How much does it cost for an appointment?
Sessions start at $35. For that, you can do one of the treatments you tried today for 15 minutes; starting with some of the most basic things, like the acoustic vibrations that relax your spine, putting you in a almost hypnotic state. Then we can move up to 30 minutes or an hour, and try a combination of what we have to offer.

What’s your vision of the future for NeuroVella?
We’re a purely cognitive play, but I do see NeuroVella Brain Spas inside physically-based places such as medical facilities, spas, and even gyms. My vision is first to get the exponential side patented and perfected, so you can go on your cognitive journey with us and learn more about brain health.

Let’s talk about data and tech then. Those zero-g chairs are cool.
We’re testing out a lot of chair-based treatments and wearables, starting with the EEG, with Emotiv, for brain mapping. We’d like to develop our own proprietary blend of data output and analysis using off-the-shelf wearables that are in the market now, depending on how open the manufacturers are to research collaboration. We’ll be working towards clients getting assigned a unique ID and then tracking the data to show improvements over time. That’s not happening yet but that’s where we’re heading. Honestly, it’s a difficult balance between the research side and the purely spa side, so it’s something we’re figuring out.

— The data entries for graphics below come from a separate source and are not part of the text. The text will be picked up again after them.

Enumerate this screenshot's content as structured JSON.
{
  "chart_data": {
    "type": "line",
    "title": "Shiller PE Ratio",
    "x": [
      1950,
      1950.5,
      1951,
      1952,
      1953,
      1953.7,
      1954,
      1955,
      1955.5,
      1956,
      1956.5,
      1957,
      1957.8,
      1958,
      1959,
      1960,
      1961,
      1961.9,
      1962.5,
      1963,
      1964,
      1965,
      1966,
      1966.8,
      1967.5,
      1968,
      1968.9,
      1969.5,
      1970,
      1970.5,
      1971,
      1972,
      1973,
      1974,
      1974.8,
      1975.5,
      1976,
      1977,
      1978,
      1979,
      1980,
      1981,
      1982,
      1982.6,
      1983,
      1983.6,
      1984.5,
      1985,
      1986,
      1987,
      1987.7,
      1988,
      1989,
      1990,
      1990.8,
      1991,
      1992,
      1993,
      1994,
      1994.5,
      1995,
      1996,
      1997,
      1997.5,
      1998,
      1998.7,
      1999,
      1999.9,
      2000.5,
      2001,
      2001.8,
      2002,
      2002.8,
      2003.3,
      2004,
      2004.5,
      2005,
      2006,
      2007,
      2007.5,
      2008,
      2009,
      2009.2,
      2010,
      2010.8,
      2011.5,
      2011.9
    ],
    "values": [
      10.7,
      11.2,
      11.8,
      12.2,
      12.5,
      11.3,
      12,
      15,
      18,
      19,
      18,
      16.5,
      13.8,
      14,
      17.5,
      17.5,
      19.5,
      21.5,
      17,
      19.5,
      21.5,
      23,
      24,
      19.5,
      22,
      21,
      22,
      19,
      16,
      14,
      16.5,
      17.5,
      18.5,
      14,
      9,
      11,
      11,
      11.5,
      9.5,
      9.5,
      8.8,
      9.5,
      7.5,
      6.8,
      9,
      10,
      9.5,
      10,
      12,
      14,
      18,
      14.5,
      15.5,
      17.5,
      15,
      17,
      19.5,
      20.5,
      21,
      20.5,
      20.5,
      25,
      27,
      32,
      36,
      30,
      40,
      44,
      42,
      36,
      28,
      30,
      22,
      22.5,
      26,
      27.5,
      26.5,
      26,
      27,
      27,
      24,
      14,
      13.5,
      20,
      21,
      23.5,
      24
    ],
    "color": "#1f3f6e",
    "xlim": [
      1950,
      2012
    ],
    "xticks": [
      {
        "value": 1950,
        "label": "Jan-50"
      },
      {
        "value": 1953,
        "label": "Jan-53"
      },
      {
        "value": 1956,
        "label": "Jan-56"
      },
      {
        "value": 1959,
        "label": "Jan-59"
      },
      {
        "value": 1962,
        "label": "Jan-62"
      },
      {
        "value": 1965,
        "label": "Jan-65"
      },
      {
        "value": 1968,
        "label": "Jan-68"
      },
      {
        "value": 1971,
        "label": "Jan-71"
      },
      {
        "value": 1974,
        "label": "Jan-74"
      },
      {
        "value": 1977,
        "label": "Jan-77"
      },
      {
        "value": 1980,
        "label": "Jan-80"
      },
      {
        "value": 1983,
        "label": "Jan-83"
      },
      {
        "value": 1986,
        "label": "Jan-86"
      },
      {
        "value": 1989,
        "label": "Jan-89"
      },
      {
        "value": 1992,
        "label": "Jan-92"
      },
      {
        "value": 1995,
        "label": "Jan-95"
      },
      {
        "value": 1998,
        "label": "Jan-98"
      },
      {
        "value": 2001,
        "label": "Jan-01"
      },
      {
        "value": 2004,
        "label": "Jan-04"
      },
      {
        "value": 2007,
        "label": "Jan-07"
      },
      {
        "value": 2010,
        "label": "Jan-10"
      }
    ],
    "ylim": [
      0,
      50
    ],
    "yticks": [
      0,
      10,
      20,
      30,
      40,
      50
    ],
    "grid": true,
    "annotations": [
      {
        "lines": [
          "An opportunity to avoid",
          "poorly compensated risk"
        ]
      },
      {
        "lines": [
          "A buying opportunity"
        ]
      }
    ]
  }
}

Final question: what made you decide to be a brain surgeon?
(Laughs) How long do you have? Well, let’s see. My uncle was an orthopedic surgeon, so I have clinicians in my family. The brain has always fascinated me. The idea of the body’s coordinated movement of every limb and function as a result of getting orders from the Mothership, the brain, is amazing.

When I was in medical school, a surgeon from Glasgow invited us to observe him doing brain surgery. As I looked into this live, pulsing brain, the hairs on my arm stood up on end, and I said to myself: ‘That’s what I want to do.’ Taking my fascination out into the field, with NeuroVella Brain Spa, is the next step, for me, and I feel we’re unique in this space.